Maybe in the living room it's ok to have an "entertainment center" with all sorts of electronic boxes wired together, and to have multiple remote controls, or spend $$ to buy something like a Logitech Harmony. But for every TV you've got?
For the past few weeks Comcast has been putting the "You're not doing this right." messages on some channels on my TV. It looked like it might be merely "going digital", but last week I did a rescan on a digital TV, and didn't find the channels that warn. I'll rescan again Wednesday, after the switchover, but I'm not optimistic. So now the second TV (which actually is digital, unlike the "first TV") is about to need some sort of extra box, extra remote, and of course when the extra box is active we won't be able to get the broadcast HD channels without extra fiddling, etc. (Or we could spend more $$$ for an HD set-top box, etc.)
THAT's what's broken about TV - and I don't see Apple TV or any of these other gizmos fixing that, unless they accept CableCard.
Oh yeah, this upcoming change is going to break MythTV, or at least badly decrease its usefulness.
The living have better things to do than to continue hating the dead.
The model itself.
Originally it was said it'd be subsidized by ads. Try running a stopwatch during primetime...at least ten years ago you could get nearly 45% or more advertising in movies, and 30% plus in 30 minute specials.

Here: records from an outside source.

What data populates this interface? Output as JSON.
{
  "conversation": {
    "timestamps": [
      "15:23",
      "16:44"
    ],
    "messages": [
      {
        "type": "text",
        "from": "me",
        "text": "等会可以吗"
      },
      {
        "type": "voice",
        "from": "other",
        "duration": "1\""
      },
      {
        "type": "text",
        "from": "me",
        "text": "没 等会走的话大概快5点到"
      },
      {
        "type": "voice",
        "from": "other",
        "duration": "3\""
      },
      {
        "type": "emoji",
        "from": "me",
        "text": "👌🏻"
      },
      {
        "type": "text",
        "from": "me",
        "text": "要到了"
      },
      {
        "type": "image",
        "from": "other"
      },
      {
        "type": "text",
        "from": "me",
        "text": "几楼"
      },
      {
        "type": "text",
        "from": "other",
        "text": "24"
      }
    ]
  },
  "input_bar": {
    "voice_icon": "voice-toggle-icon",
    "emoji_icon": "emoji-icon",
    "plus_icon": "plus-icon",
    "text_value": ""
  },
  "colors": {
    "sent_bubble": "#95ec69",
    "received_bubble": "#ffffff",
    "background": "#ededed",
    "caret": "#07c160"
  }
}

In theory--cable would cover this cost. Except instead you just get more channels with the same unsolicited bulk broadcast.
To go away from that, you need...oh... pay per view. Costs as much as renting the fucking thing, plus delivery.
Or you can get HBO or cinemax which at a minimum of about 15 a month is near worthless assuming you want to watch a movie once a week, but are only a 1 in 4 chance of enjoying any given movie.
So you get to pay about $100 a month or more in order to have irrelevant ads slung at you. And then you have that nice awkward experience of sitting down to watch something with your parents when a 'little blue pill' commercial comes on. Or a public service announcement. Or somebody asking for my money to feed children so they can take their 80% administrative fee.
Let's try to sum up the problems with TV:
- too much advertisement
- not enough relevant content
- cable top boxes making it hard to space shift in my home
- artificial difficulty in time and space shifting
- viagra
- inability to watch when I want
- insufficient box office content
- serials pushed all over the fucking place by sports
- networks moving things to different times, days, or even other networks
- reruns.
- It's damned near impossible to get a tv guide in paper.
- The digital tv guides don't work reliably unless you have a cable box (and those are hard to scan quickly since the boxes are slow)
- Oh yeah, the boxes are slow
- A thousand other things
Please, can we just brutally fucking murder the entertainment industry for holding something that was a simple, easy, functional service utilizing public spectrum utterly hostage?
A thing does not have to be "broken" in order for change/progress to be made. Telephones weren't "broken" when cellular phones were invented, and the horse drawn carriage wasn't "broken" when the automobile was invented. It isn't broken, companies are just trying to make money by making progress in a technology that people are interested in.